Selokan lebar yang menjadi saluran irigasi di tepi sawah tak lagi terisi air saat kemarau. Menurut dia, keadaan ini sudah berlangsung lebih dari 10 tahun sejak dua dari tiga sumber air tanah yang tadinya merupakan sumber air irigasi dialihkan menjadi sumber air perusahaan daerah air minum (PDAM).
”Jadi, kami tinggal mengandalkan tadah hujan. Modal persiapan tanam Rp 2 juta sudah hilang,” katanya.
Djonny juga merelakan potensi 20 karung beras seberat total 1 ton yang dapat dihasilkan sawahnya dengan penghasilan bersih Rp 7 juta-Rp 8 juta. Karena itu, ia memilih untuk tidak menanami lahannya yang terletak di Desa Wasian agar kerugian tak makin membengkak.

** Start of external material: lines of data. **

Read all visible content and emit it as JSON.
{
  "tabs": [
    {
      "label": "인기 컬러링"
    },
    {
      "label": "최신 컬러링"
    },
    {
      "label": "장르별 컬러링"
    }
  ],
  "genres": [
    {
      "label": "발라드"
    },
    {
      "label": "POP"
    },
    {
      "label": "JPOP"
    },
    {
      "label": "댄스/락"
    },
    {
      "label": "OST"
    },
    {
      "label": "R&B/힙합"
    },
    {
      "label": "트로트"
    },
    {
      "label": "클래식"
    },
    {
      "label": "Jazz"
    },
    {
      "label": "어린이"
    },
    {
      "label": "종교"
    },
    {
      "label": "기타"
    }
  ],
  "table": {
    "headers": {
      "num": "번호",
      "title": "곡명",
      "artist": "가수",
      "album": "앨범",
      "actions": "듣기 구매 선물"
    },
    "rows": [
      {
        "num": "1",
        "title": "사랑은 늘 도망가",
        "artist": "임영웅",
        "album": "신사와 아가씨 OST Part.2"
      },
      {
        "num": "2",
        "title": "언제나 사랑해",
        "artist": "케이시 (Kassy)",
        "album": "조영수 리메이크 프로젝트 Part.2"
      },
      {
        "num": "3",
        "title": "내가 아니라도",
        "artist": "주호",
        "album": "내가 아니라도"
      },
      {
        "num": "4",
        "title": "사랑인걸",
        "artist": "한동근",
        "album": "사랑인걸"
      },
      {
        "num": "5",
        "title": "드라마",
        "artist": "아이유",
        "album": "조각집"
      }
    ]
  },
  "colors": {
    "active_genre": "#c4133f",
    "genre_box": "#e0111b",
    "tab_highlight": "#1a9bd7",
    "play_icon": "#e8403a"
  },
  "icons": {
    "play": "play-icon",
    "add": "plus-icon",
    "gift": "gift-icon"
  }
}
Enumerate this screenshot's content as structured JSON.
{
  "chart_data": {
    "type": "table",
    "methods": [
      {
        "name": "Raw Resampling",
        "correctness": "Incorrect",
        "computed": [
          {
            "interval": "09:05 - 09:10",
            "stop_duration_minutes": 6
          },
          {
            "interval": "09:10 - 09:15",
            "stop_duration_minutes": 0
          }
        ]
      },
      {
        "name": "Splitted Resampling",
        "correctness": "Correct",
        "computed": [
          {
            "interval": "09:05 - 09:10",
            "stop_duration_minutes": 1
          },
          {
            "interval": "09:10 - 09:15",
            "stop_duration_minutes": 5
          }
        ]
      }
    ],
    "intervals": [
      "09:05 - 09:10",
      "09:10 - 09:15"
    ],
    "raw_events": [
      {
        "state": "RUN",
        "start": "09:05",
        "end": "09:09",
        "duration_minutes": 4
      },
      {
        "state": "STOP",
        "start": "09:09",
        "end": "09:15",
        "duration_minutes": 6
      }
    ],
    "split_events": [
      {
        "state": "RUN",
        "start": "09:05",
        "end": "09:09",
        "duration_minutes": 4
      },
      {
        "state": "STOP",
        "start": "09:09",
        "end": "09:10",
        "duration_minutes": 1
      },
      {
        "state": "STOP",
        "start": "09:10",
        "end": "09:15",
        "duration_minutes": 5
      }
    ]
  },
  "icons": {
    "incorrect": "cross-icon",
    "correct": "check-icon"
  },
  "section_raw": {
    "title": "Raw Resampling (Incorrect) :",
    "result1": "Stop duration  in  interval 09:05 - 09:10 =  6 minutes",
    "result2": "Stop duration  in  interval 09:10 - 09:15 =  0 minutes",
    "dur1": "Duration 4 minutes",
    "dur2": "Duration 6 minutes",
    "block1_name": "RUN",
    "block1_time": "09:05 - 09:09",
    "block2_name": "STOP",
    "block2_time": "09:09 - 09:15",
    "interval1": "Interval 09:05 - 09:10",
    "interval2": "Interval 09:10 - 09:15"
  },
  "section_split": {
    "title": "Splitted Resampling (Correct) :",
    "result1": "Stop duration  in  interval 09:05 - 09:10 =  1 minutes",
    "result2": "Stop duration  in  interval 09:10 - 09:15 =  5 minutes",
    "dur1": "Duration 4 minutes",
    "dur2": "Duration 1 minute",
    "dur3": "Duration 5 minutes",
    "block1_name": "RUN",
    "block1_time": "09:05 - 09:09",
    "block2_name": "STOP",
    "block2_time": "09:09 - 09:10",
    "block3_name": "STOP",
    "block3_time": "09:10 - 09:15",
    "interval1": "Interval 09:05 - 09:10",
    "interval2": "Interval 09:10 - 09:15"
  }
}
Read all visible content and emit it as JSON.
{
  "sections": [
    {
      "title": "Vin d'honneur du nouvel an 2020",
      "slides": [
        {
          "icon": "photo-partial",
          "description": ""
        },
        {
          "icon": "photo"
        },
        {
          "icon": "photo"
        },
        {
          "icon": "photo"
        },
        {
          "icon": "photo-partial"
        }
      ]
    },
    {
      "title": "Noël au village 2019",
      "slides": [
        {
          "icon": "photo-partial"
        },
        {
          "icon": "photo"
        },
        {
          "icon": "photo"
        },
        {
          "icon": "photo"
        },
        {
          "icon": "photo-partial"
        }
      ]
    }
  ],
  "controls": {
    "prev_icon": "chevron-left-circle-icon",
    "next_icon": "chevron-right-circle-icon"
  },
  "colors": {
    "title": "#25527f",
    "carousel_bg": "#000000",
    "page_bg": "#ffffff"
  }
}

Minahasa memiliki 15.902 hektar sawah padi dengan total produksi padi pada 2018 sebanyak 91.468 ton.
Cari bantuan
Kepala Dinas Pertanian Minahasa Yeittij Fonnie Roring mengatakan, pihaknya telah memantau kekeringan di sawah. Ini terjadi di beberapa kecamatan, seperti Kakas, Kakas Barat, Langowan Utara, dan Langowan Timur, dan di kawasan Tondano. Namun, kekeringan terbesar terjadi di Kakas Barat. Tidak ada air yang mengalir sama sekali ke Kakas Barat karena tiada sumber air.
Menurut Yeittij, padi dipanen setiap empat bulan sekali sejak ditanam. Artinya, panen pada September ini berasal dari penanaman pada Mei lalu. Ia memperkirakan, padi yang ditanam di 354 hektar sawah tak akan memberikan hasil maksimal. Pemerintah tidak menyediakan asuransi bagi petani sebagai antisipasi gagal panen.
Sampai sekarang belum ada data resmi jumlah lahan yang gagal panen. Namun, Yeittij yakin dampaknya tak akan parah pada masyarakat. ”Kegagalan panen di satu daerah bisa ditutupi dengan panen di daerah lain. Kekeringan juga tidak begitu luas di daerah lain. Di Kecamatan Remboken, misalnya, cuma 20 hektar dari 638 hektar,” katanya.
Untuk mengatasi hal ini, pihaknya telah mengambil langkah awal mengisap air dari sumur tanah dangkal dengan pompa kemudian mengalirkannya ke sawah. Ini dilakukan di wilayah yang dekat sumber air, seperti beberapa kecamatan di Tondano yang dekat Danau Tondano.
Namun, kekeringan di Kakas Barat dan Langowan lebih sulit diatasi. ”Karena itu, kami ajukan permohonan bantuan ke pemerintah pusat. Kami meminta pompa air, pembangunan sumur tanah dangkal, dan benih padi. Nantinya, air akan ditampung untuk dialirkan ke sawah,” kata Yeittij.
Hujan mulai turun Senin siang di Tondano, tetapi belum merata ke daerah lainnya. ”Kita juga berdoa agar hujan yang ditunggu-tunggu cepat turun,” ujar Yeittij.